(382b) Two Feedback Control Schemes for the Size and Shape of Needle-like Crystals Growing in Suspension

The purification and the solidification of products by batch crystallization from solution is an essential unit operation in the chemical and pharmaceutical industries. The particle size and shape distribution (PSSD) is considered to be one of the central attributes of the solid products of such a batch crystallization process, because it affects not only downstream operations, but also product quality [1].

Since feedback control-based approaches have the potential to provide robustness with respect to process disturbances and to mitigate batch-to-batch variations, they are considered to be promising for operating batch processes.
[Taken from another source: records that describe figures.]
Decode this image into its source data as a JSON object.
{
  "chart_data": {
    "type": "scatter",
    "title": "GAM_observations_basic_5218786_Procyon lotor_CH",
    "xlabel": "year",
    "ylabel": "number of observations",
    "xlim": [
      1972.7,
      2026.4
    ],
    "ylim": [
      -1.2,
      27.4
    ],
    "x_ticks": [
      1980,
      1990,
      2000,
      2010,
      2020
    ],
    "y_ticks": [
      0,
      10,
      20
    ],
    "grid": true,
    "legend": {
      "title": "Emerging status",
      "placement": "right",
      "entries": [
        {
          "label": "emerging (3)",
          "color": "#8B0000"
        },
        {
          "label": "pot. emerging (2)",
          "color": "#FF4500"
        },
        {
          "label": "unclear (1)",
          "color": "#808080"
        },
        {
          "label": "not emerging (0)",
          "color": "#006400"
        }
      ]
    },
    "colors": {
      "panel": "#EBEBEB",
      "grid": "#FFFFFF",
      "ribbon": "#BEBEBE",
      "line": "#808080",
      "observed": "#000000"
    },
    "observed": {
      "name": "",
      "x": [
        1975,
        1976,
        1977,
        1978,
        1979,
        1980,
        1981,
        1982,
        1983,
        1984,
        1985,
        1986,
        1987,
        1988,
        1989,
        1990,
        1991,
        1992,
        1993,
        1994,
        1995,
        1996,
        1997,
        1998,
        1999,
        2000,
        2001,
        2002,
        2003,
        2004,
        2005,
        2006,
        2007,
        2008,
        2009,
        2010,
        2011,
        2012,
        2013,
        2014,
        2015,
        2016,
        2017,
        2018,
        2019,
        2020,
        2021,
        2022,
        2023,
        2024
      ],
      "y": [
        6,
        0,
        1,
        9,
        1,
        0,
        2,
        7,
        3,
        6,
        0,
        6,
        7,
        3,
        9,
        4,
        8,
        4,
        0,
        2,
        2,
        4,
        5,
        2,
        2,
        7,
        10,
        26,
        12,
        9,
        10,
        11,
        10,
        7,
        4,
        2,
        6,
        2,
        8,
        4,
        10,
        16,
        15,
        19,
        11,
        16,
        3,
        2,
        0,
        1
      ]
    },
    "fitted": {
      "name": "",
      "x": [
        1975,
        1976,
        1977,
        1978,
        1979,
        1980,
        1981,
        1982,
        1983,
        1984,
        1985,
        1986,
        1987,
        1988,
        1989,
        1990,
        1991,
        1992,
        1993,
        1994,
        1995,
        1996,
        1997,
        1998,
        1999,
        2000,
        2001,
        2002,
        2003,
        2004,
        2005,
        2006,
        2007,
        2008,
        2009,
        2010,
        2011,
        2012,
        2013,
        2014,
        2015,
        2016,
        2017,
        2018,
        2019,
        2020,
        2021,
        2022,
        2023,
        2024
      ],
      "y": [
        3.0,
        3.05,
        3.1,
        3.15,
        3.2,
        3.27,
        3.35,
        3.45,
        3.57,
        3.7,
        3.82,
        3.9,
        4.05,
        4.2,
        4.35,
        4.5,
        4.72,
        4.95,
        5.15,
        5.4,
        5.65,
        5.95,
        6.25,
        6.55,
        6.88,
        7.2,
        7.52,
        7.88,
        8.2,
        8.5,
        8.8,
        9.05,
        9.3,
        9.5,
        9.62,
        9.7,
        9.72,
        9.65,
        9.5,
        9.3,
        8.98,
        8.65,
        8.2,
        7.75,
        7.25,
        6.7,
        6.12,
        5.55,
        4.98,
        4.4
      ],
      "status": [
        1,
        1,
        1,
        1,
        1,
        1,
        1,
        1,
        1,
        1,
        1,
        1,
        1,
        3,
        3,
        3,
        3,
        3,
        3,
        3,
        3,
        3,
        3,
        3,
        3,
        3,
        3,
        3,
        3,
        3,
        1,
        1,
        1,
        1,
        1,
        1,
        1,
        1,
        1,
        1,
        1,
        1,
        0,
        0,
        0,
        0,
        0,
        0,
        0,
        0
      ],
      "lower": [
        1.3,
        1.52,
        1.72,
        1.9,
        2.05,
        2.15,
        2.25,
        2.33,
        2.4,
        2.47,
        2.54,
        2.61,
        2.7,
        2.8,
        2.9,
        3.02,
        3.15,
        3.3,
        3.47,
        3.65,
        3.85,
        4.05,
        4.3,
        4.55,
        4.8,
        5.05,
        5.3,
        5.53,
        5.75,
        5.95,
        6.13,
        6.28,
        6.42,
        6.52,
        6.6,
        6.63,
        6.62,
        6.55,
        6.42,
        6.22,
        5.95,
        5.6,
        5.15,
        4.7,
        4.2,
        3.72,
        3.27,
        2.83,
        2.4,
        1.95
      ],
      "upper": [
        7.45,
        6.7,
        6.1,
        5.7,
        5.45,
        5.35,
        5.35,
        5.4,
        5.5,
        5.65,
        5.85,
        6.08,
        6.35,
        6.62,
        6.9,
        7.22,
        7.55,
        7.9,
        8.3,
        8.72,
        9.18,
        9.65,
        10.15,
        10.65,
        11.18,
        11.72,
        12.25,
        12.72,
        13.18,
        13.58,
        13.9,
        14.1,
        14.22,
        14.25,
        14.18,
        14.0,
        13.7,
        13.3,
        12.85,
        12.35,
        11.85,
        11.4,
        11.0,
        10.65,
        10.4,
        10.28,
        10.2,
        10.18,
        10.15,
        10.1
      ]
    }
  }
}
Furthermore, online monitoring tools for the size and shape evolution of crystals growing in suspension have evolved significantly in the past few years [see, e.g., Ref. 2 and references therein], enabling the development of tailored feedback control schemes for such processes.

In this contribution, we present two different feedback controllers for the evolution of the average length and width of needle-like crystals during seeded, growth-dominated batch cooling crystallization, where both strategies rely on the capability to measure PSSDs online [2]. The first scheme is a path following controller (PFC) that operates without a kinetic model for crystal growth. The second scheme is a more complex nonlinear model predictive controller (NMPC) that relies on a multidimensional crystal growth rate model.

Both controllers were designed, and their performance was tested, using a custom process simulation framework that features a morphological population balance model based on a polyhedral model for the needle-like particles and a detailed model of the characteristics of the online PSSD monitoring device presented in Ref. [2]. Therefore, this framework takes into account the discrepancy between the faceted shape of real crystals and the simpler generic particle shape models commonly applied for monitoring and modeling purposes.

In terms of reaching target average sizes and shapes chosen to lie within the attainable region of a given seed population, both controllers performed similarly. The feedback mechanism in the NMPC scheme was able to compensate for the model-plant mismatch. Additionally, the PFC was able to robustly achieve final average dimensions with respect to variations in the crystal growth rates. Since acquiring multidimensional growth models requires considerable efforts [see, e.g., Ref. 3], we conclude that PFC is a more adequate feedback control scheme for the considered process.

References

[1] Davey, R.; Garside, J., From Molecules to Crystallizers: An Introduction to Crystallization. Oxford University Press: New York, NY, 2000.

[2] Rajagopalan, A. K.; Schneeberger, J.; Salvatori, F.; Bötschi, S.; Ochsenbein, D. R.; Oswald, M. R.; Pollefeys, M.; Mazzotti, M., A comprehensive shape analysis pipeline for stereoscopic measurements of particulate populations in suspension. Powder Technol. 2017, 321, 479-493.

[3] Eisenschmidt, H.; Voigt, A.; Sundmacher, K., Face-Specific Growth and Dissolution Kinetics of Potassium Dihydrogen Phosphate Crystals from Batch Crystallization Experiments. Cryst. Growth Des. 2015, 15, 219-227.